Nos anos 80, 90 e no novo milénio, Ben Gazzara entrou em filmes tão díspares como Dogville ou O Grande Lebowski. De Lars Von Trier aos Irmãos Coen, passando por Itália onde era aclamado, em filmes independentes ou de grandes estúdios, americanos e europeus, o seu nome era sinónimo de autenticidade e talento. Alguns foram “grandes cheques”, a maioria foram projetos tão bem escolhidos que o ator se arrependeria de ter sido tão criterioso nas opções.

Pelo caminho, cruzou-se com outras figuras do mundo do cinema, hipotéticas colaborações que nunca deram em nada: Um antipático Woody Allen, um displicente Al Pacino. Para ele, era mais curioso que, ao passear nas Ramblas de Barcelona, as pessoas lhe pedissem autógrafos, o que o deixou espantado. Também a arquitetura da cidade o deslumbrou, achava a Sagrada Família de Gaudí uma obra de tal magnitude que “Deus parecia ter posto as mãos no projeto”.

ben gazzara husbands

Restou-lhe muito tempo, ao contrário do que pensava. Ben Gazzara é hoje reconhecido como um ator inconfundível. É o imortal ‘Cosmo Vitelli’, o genial ‘Al Capone’, o vilão de Profissão: Duro. Se o seu objetivo era expressar emoções, foi mais bem-sucedido do que imaginava. Faleceu aos 81 anos, a 3 de fevereiro de 2012 em Nova Iorque, vitimado por cancro do pâncreas. Ironicamente, a mesma doença que matou Patrick Swayze, o herói de Profissão: Duro, falecido com 53, em 2009. Nesse ano, Gazzara falou sobre o filme em que ambos tinham colaborado, 20 anos antes:

“Diverti-me a fazê-lo. Patrick Swayze era simpático, um rapaz muito doce. Era um rapaz na altura, de facto. Bem, um homem novo. E saboreava os primeiros frutos do recém-encontrado estrelato. E recordo-me de ele encarar isso com grande nervosismo e apreensão. Preocupava-se e estava muito tenso pois queria fazer um bom trabalho. Por isso, falávamos e caminhávamos, e caminhávamos e falávamos. Gostei dele, gostámos um do outro.”
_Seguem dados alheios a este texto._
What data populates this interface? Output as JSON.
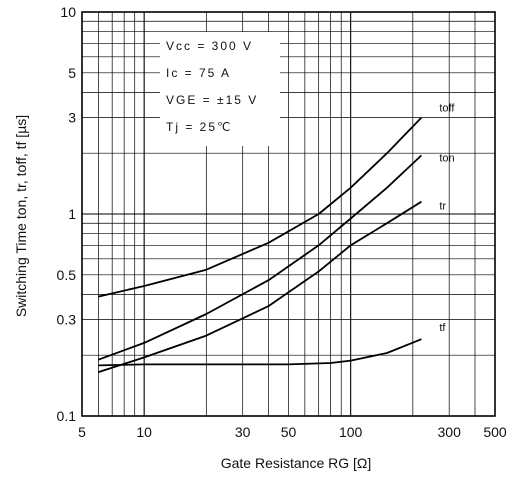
{
  "chart_data": {
    "type": "line",
    "title": "",
    "xlabel": "Gate Resistance RG [Ω]",
    "ylabel": "Switching Time ton, tr, toff, tf [µs]",
    "xscale": "log",
    "yscale": "log",
    "xlim": [
      5,
      500
    ],
    "ylim": [
      0.1,
      10
    ],
    "grid": true,
    "x_ticks": [
      "5",
      "10",
      "30",
      "50",
      "100",
      "300",
      "500"
    ],
    "y_ticks": [
      "0.1",
      "0.3",
      "0.5",
      "1",
      "3",
      "5",
      "10"
    ],
    "conditions": [
      "Vcc = 300 V",
      "Ic = 75 A",
      "VGE = ±15 V",
      "Tj = 25℃"
    ],
    "series": [
      {
        "name": "toff",
        "x": [
          6,
          10,
          20,
          40,
          70,
          100,
          150,
          220
        ],
        "y": [
          0.39,
          0.44,
          0.53,
          0.72,
          1.0,
          1.35,
          2.0,
          3.0
        ]
      },
      {
        "name": "ton",
        "x": [
          6,
          10,
          20,
          40,
          70,
          100,
          150,
          220
        ],
        "y": [
          0.19,
          0.23,
          0.32,
          0.47,
          0.7,
          0.95,
          1.35,
          1.95
        ]
      },
      {
        "name": "tr",
        "x": [
          6,
          10,
          20,
          40,
          70,
          100,
          150,
          220
        ],
        "y": [
          0.165,
          0.195,
          0.25,
          0.35,
          0.52,
          0.7,
          0.9,
          1.15
        ]
      },
      {
        "name": "tf",
        "x": [
          6,
          10,
          20,
          50,
          80,
          100,
          150,
          220
        ],
        "y": [
          0.178,
          0.18,
          0.18,
          0.18,
          0.183,
          0.188,
          0.205,
          0.24
        ]
      }
    ]
  }
}
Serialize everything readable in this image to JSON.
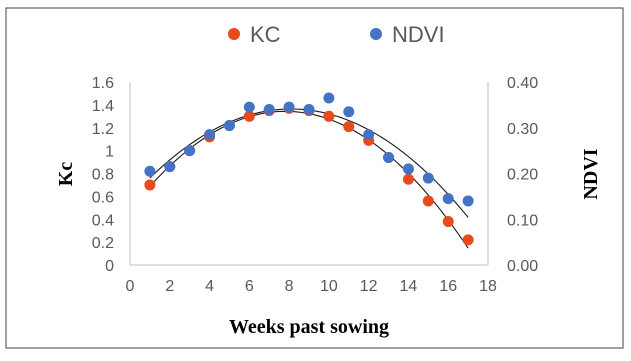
{
  "chart_data": {
    "type": "scatter",
    "xlabel": "Weeks past sowing",
    "ylabel": "Kc",
    "y2label": "NDVI",
    "xlim": [
      0,
      18
    ],
    "xticks": [
      0,
      2,
      4,
      6,
      8,
      10,
      12,
      14,
      16,
      18
    ],
    "ylim": [
      0,
      1.6
    ],
    "yticks": [
      "0",
      "0.2",
      "0.4",
      "0.6",
      "0.8",
      "1",
      "1.2",
      "1.4",
      "1.6"
    ],
    "y2lim": [
      0,
      0.4
    ],
    "y2ticks": [
      "0.00",
      "0.10",
      "0.20",
      "0.30",
      "0.40"
    ],
    "legend_position": "top",
    "grid": false,
    "series": [
      {
        "name": "KC",
        "axis": "left",
        "color": "#e84a1c",
        "x": [
          1,
          2,
          3,
          4,
          5,
          6,
          7,
          8,
          9,
          10,
          11,
          12,
          13,
          14,
          15,
          16,
          17
        ],
        "values": [
          0.7,
          0.86,
          1.0,
          1.12,
          1.22,
          1.3,
          1.35,
          1.37,
          1.35,
          1.3,
          1.21,
          1.09,
          0.94,
          0.75,
          0.56,
          0.38,
          0.22
        ],
        "trendline": "polynomial-2"
      },
      {
        "name": "NDVI",
        "axis": "right",
        "color": "#4472c4",
        "x": [
          1,
          2,
          3,
          4,
          5,
          6,
          7,
          8,
          9,
          10,
          11,
          12,
          13,
          14,
          15,
          16,
          17
        ],
        "values": [
          0.205,
          0.215,
          0.25,
          0.285,
          0.305,
          0.345,
          0.34,
          0.345,
          0.34,
          0.365,
          0.335,
          0.285,
          0.235,
          0.21,
          0.19,
          0.145,
          0.14
        ],
        "trendline": "polynomial-2"
      }
    ]
  }
}
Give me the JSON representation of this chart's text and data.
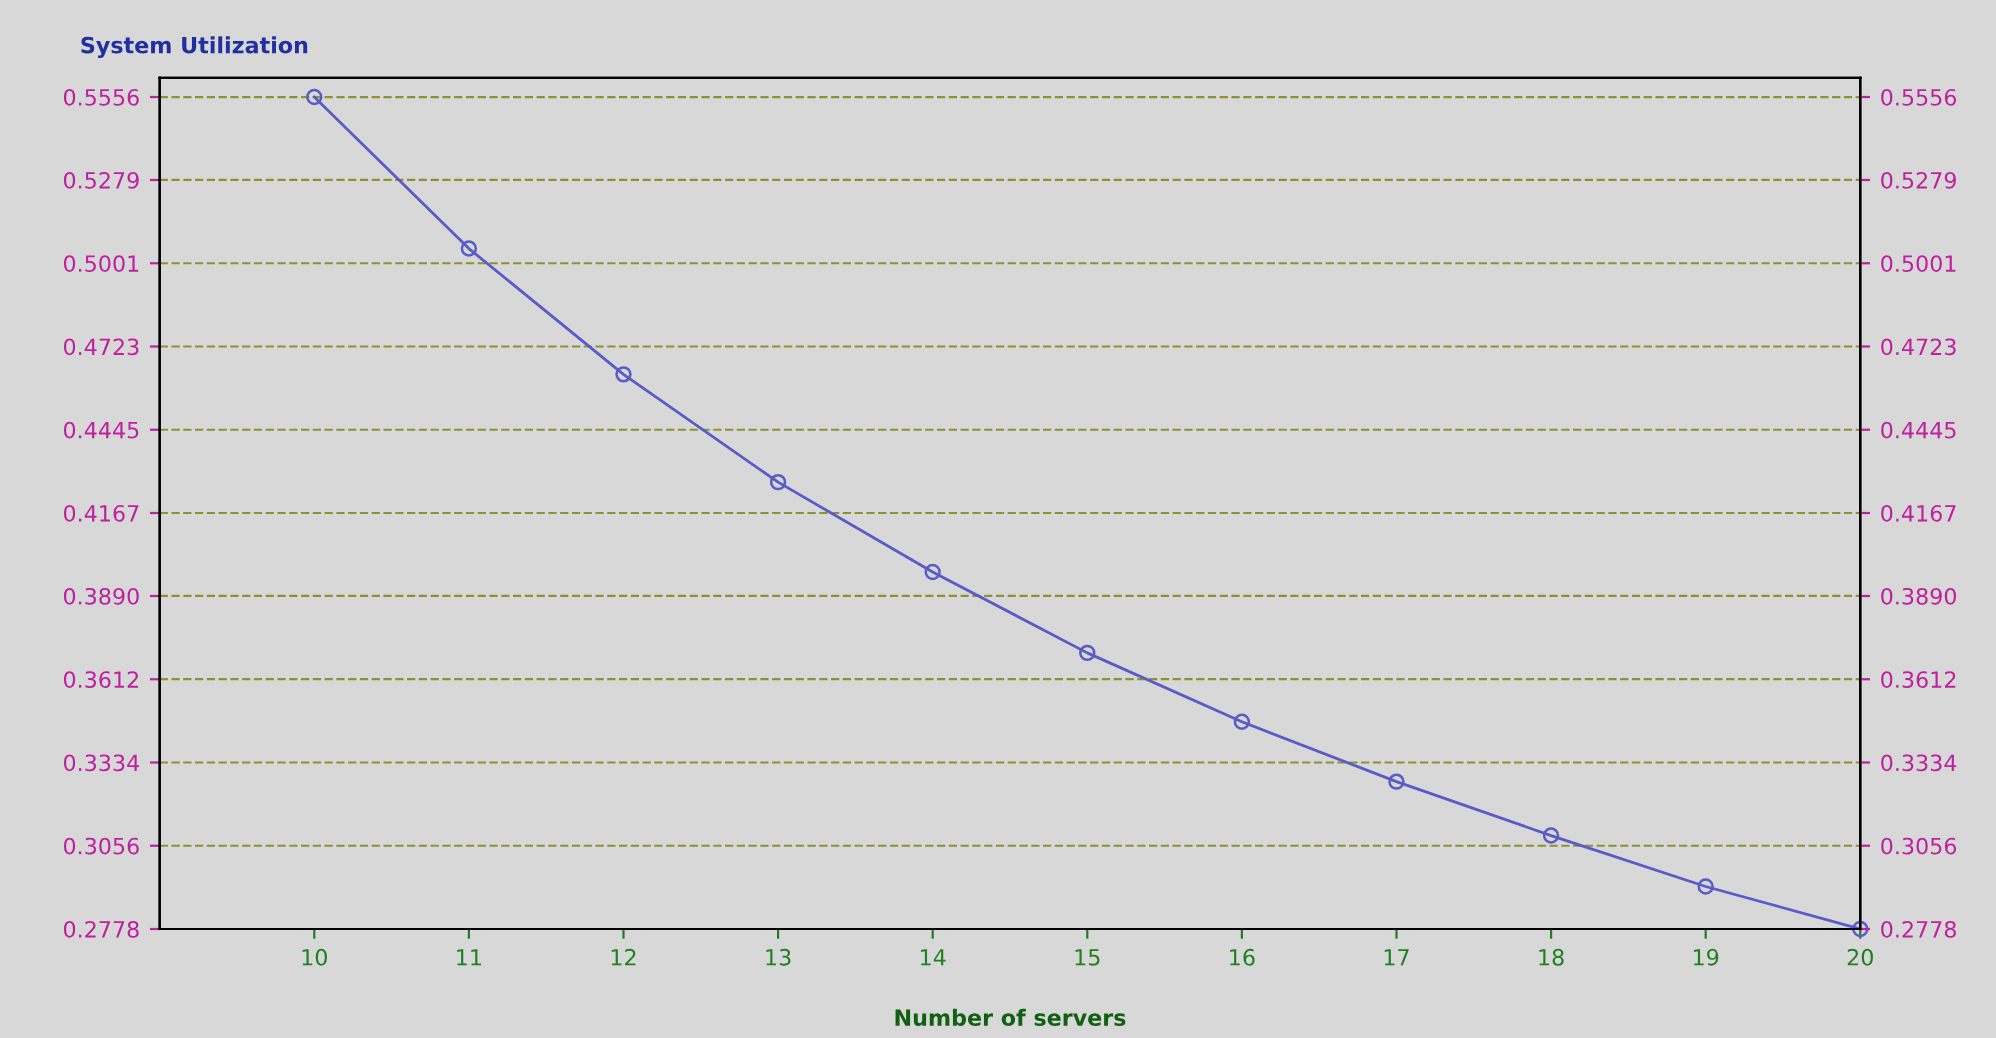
{
  "chart_data": {
    "type": "line",
    "title": "System Utilization",
    "xlabel": "Number of servers",
    "x": [
      10,
      11,
      12,
      13,
      14,
      15,
      16,
      17,
      18,
      19,
      20
    ],
    "series": [
      {
        "color": "#5a5ac8",
        "values": [
          0.5556,
          0.505,
          0.463,
          0.427,
          0.397,
          0.37,
          0.347,
          0.327,
          0.309,
          0.292,
          0.2778
        ]
      }
    ],
    "xlim": [
      9,
      20
    ],
    "xticks": [
      10,
      11,
      12,
      13,
      14,
      15,
      16,
      17,
      18,
      19,
      20
    ],
    "ylim": [
      0.2778,
      0.562
    ],
    "yticks": [
      0.2778,
      0.3056,
      0.3334,
      0.3612,
      {
        "value": 0.389,
        "label": "0.3890"
      },
      0.4167,
      0.4445,
      0.4723,
      0.5001,
      0.5279,
      0.5556
    ],
    "y2lim": [
      0.2778,
      0.562
    ],
    "y2ticks": [
      0.2778,
      0.3056,
      0.3334,
      0.3612,
      {
        "value": 0.389,
        "label": "0.3890"
      },
      0.4167,
      0.4445,
      0.4723,
      0.5001,
      0.5279,
      0.5556
    ],
    "grid": "y",
    "marker": "circle",
    "line_style": "solid",
    "legend": false
  }
}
Com a arte de representar, Ben Gazzara achava ter descoberto mais sobre a vida: “Havia os vivos e os mortos. Eu pensava neles, tinha saudades deles, até dos que me desiludiram. Penso que a representação me ensinou mais do que qualquer livro que li. Tentei sempre encontrar o bom no mau, e o mau no bom.”